Image Credit: NASA/JPL-Caltech/Univ. of Toronto
The Dragonfish Nebula, named for its resemblance to a terrifyingly toothy deep-sea fish on infrared images, is an emission nebula and star-forming region of about of 450 light-years across, located some 30,000 light-years away from Earth in the southern constellation of the Crux (but better known for the name of its cross-shaped asterism: the Southern Cross).
Due to the distance and location of this massive nebula, there’s a vast amount of interstellar material (such as gas and dust) between us and the Dragonfish, absorbing its light, so in optical light it’s essentially invisible. But infrared light can pierce that fog, and the image above was taken using NASA’s Spitzer Space Telescope, designed to look in the infrared.
In 2010 the first hint of a star cluster was found in the form of a big cloud of ionized gas (the Dragonfish Nebula). Its microwave emissions led to the suspicion that radiation from massive stars nearby had ionized the gas. A little later a knot of 400 massive stars in the cloud’s heart have been identified.

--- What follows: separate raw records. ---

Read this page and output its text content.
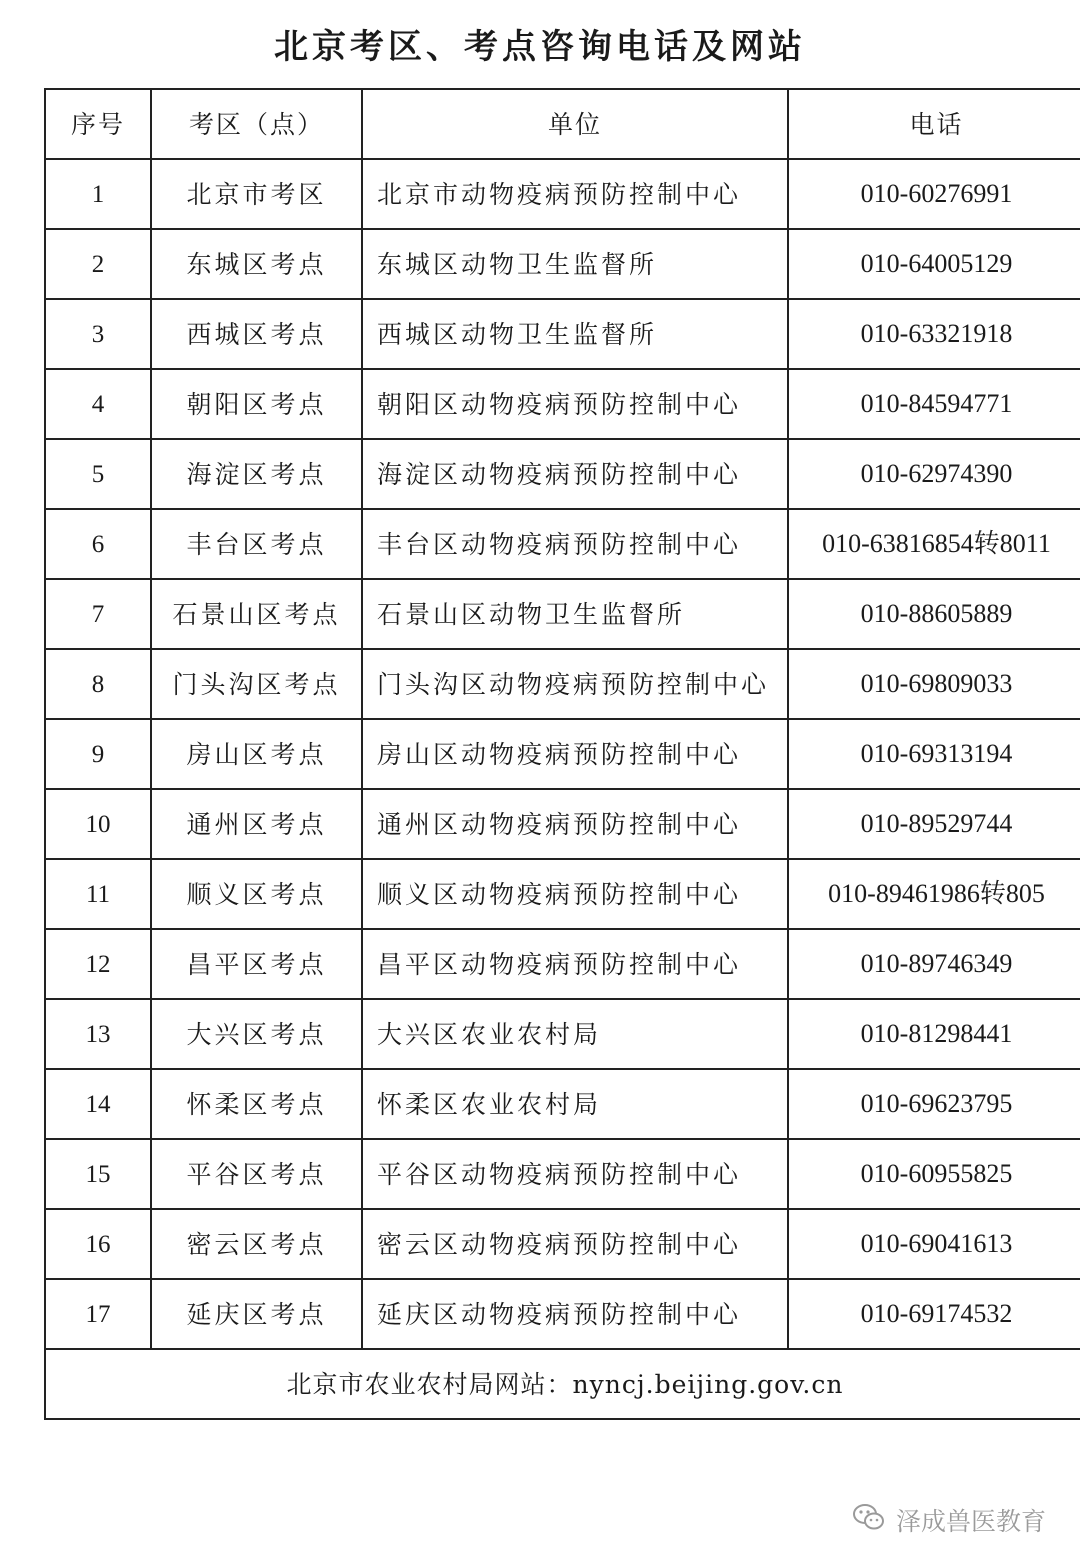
北京考区、考点咨询电话及网站
序号	考区（点）	单位	电话
1	北京市考区	北京市动物疫病预防控制中心	010-60276991
2	东城区考点	东城区动物卫生监督所	010-64005129
3	西城区考点	西城区动物卫生监督所	010-63321918
4	朝阳区考点	朝阳区动物疫病预防控制中心	010-84594771
5	海淀区考点	海淀区动物疫病预防控制中心	010-62974390
6	丰台区考点	丰台区动物疫病预防控制中心	010-63816854转8011
7	石景山区考点	石景山区动物卫生监督所	010-88605889
8	门头沟区考点	门头沟区动物疫病预防控制中心	010-69809033
9	房山区考点	房山区动物疫病预防控制中心	010-69313194
10	通州区考点	通州区动物疫病预防控制中心	010-89529744
11	顺义区考点	顺义区动物疫病预防控制中心	010-89461986转805
12	昌平区考点	昌平区动物疫病预防控制中心	010-89746349
13	大兴区考点	大兴区农业农村局	010-81298441
14	怀柔区考点	怀柔区农业农村局	010-69623795
15	平谷区考点	平谷区动物疫病预防控制中心	010-60955825
16	密云区考点	密云区动物疫病预防控制中心	010-69041613
17	延庆区考点	延庆区动物疫病预防控制中心	010-69174532
北京市农业农村局网站：nyncj.beijing.gov.cn			
泽成兽医教育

The cluster probably contains many more stars too small and dim to see.
The surrounding cloud of ionized gas is producing more microwaves than clouds around other star clusters in our Milky Way galaxy. That suggests the Dragonfish contains the brightest and most massive young cluster discovered so far, with a total mass in the range of 100,000 times the mass of our Sun. Because it is located nearby in our own galaxy, it can be studied in great detail.
The strong stellar winds of the young and massive stars have blown a bubble in the gas and dust, carving out a shell of more than 100 light-years across (seen in the lower, central part of this image). This shell forms the “toothy mouth” of the Dragonfish, and the two bright spots make it up its beady eyes.
The infrared light in this region is coming from the gas and dust that are being heated up by the unseen central cluster of massive stars. The bright spots along the shell, including the “eyes,” are possible smaller regions of newly formed stars, triggered by the compression of the gas and dust by winds from the central, massive stars.
This infrared image was taken by NASA’s Spitzer Space Telescope. The infrared light was captured by the infrared array camera on Spitzer, at wavelengths of 3.6 microns (blue); 4.5 microns (green); and 8.0 microns (red). The data were captured before Spitzer ran out of its liquid coolant in 2009, and began its “warm” mission.